Moving beyond trial and error approaches to precision techniques also has benefits beyond the clinical.
“We could see cost-effectiveness for the industry and for society at large, in the sense that we are now being much more efficient at providing treatments that are going to work faster because we’re not going through this trial and error cycle,” he said.
For drug developers, precision psychiatry could be a “double-edged sword,” however. Without a precise approach, effective drugs can be applied to large swaths of patients. With precision psychiatry, drugs would be stratified to smaller groups of people, but have much greater efficacy.
Clinicians, meanwhile, are hungry for these types of innovations, according to Smoller.
Winsberg said she is optimistic that precision psychiatry will become more widely implemented within the next five to 10 years.
“I’d love to see this notion of treatment resistance going by the wayside and instead thinking about a patient as requiring complex treatment off the bat,” she said. “So getting patients into the right treatment arms in a more timely manner will drive outcomes.”

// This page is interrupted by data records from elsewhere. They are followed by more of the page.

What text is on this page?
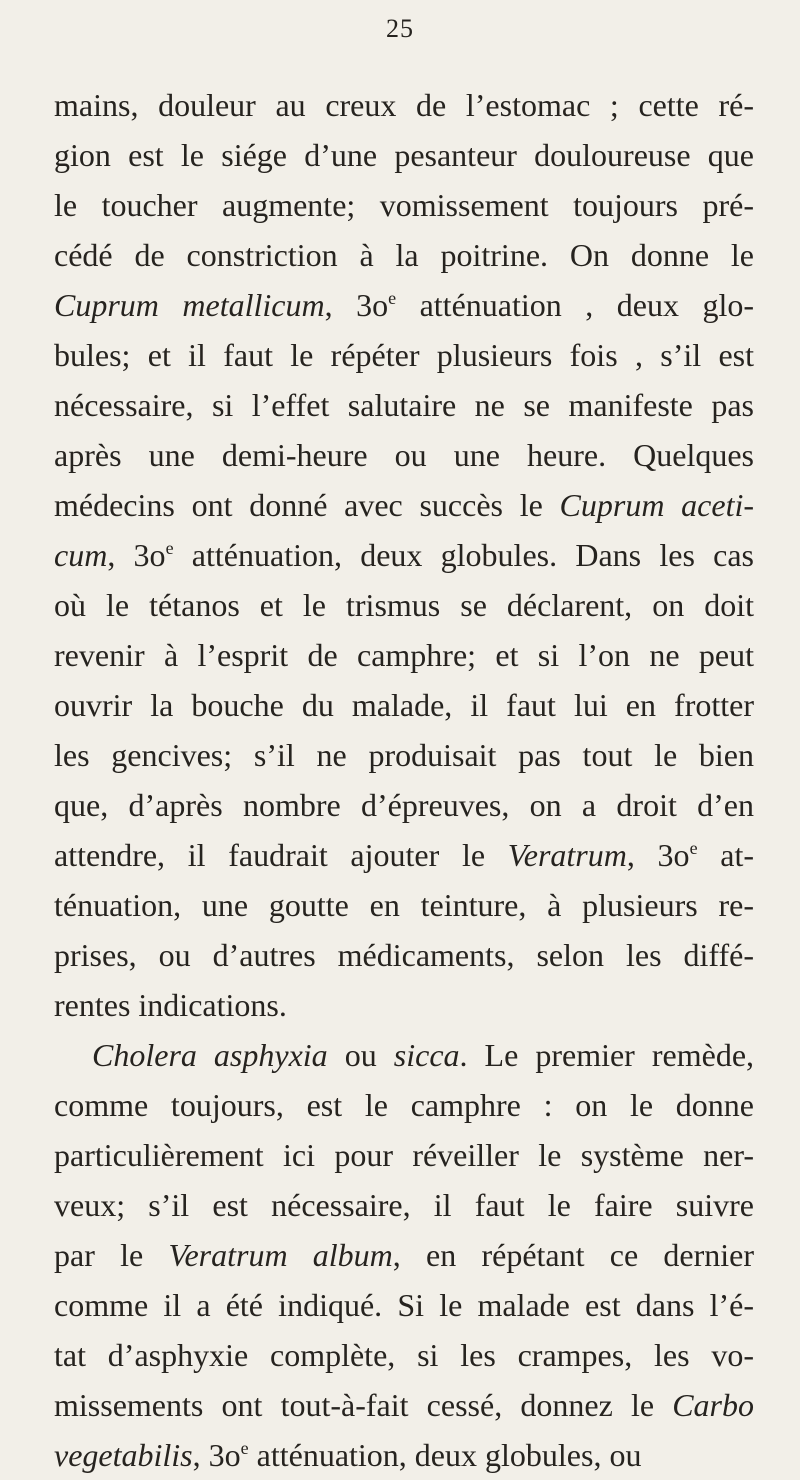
25
mains, douleur au creux de l’estomac ; cette ré-
gion est le siége d’une pesanteur douloureuse que
le toucher augmente; vomissement toujours pré-
cédé de constriction à la poitrine. On donne le
Cuprum metallicum, $3o^e$ atténuation , deux glo-
bules; et il faut le répéter plusieurs fois , s’il est
nécessaire, si l’effet salutaire ne se manifeste pas
après une demi-heure ou une heure. Quelques
médecins ont donné avec succès le Cuprum aceti-
cum, $3o^e$ atténuation, deux globules. Dans les cas
où le tétanos et le trismus se déclarent, on doit
revenir à l’esprit de camphre; et si l’on ne peut
ouvrir la bouche du malade, il faut lui en frotter
les gencives; s’il ne produisait pas tout le bien
que, d’après nombre d’épreuves, on a droit d’en
attendre, il faudrait ajouter le Veratrum, $3o^e$ at-
ténuation, une goutte en teinture, à plusieurs re-
prises, ou d’autres médicaments, selon les diffé-
rentes indications.
Cholera asphyxia ou sicca. Le premier remède,
comme toujours, est le camphre : on le donne
particulièrement ici pour réveiller le système ner-
veux; s’il est nécessaire, il faut le faire suivre
par le Veratrum album, en répétant ce dernier
comme il a été indiqué. Si le malade est dans l’é-
tat d’asphyxie complète, si les crampes, les vo-
missements ont tout-à-fait cessé, donnez le Carbo
vegetabilis, $3o^e$ atténuation, deux globules, ou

Precision medicine is likely to grow in the psychiatric field and is set to expand across other behavioral health specialties as well. Dori Steinberg, vice president of research at eating disorder provider Equip, previously told BHB that precision care could be the key to improving the efficacy of eating disorder treatments.
San Diego-based virtual eating disorder provider Equip treats patients using family-based treatment, enhanced cognitive behavioral therapy (CBT-E) and dialectical behavioral therapy, among other modalities. In September 2023, the provider netted a $20 million investment from General Catalyst.
While precision care is one of the most exciting opportunities for eating disorder treatment to evolve, according to Steinberg, the modality is still in the research phase for eating disorder treatment.
“An individual provider can provide very one-on-one individualized care, but how do you do it when you’re trying to reach the millions of people with eating disorders,” Steinberg said. “At Equip we have it on our roadmap and thinking about how we’re gonna get there.”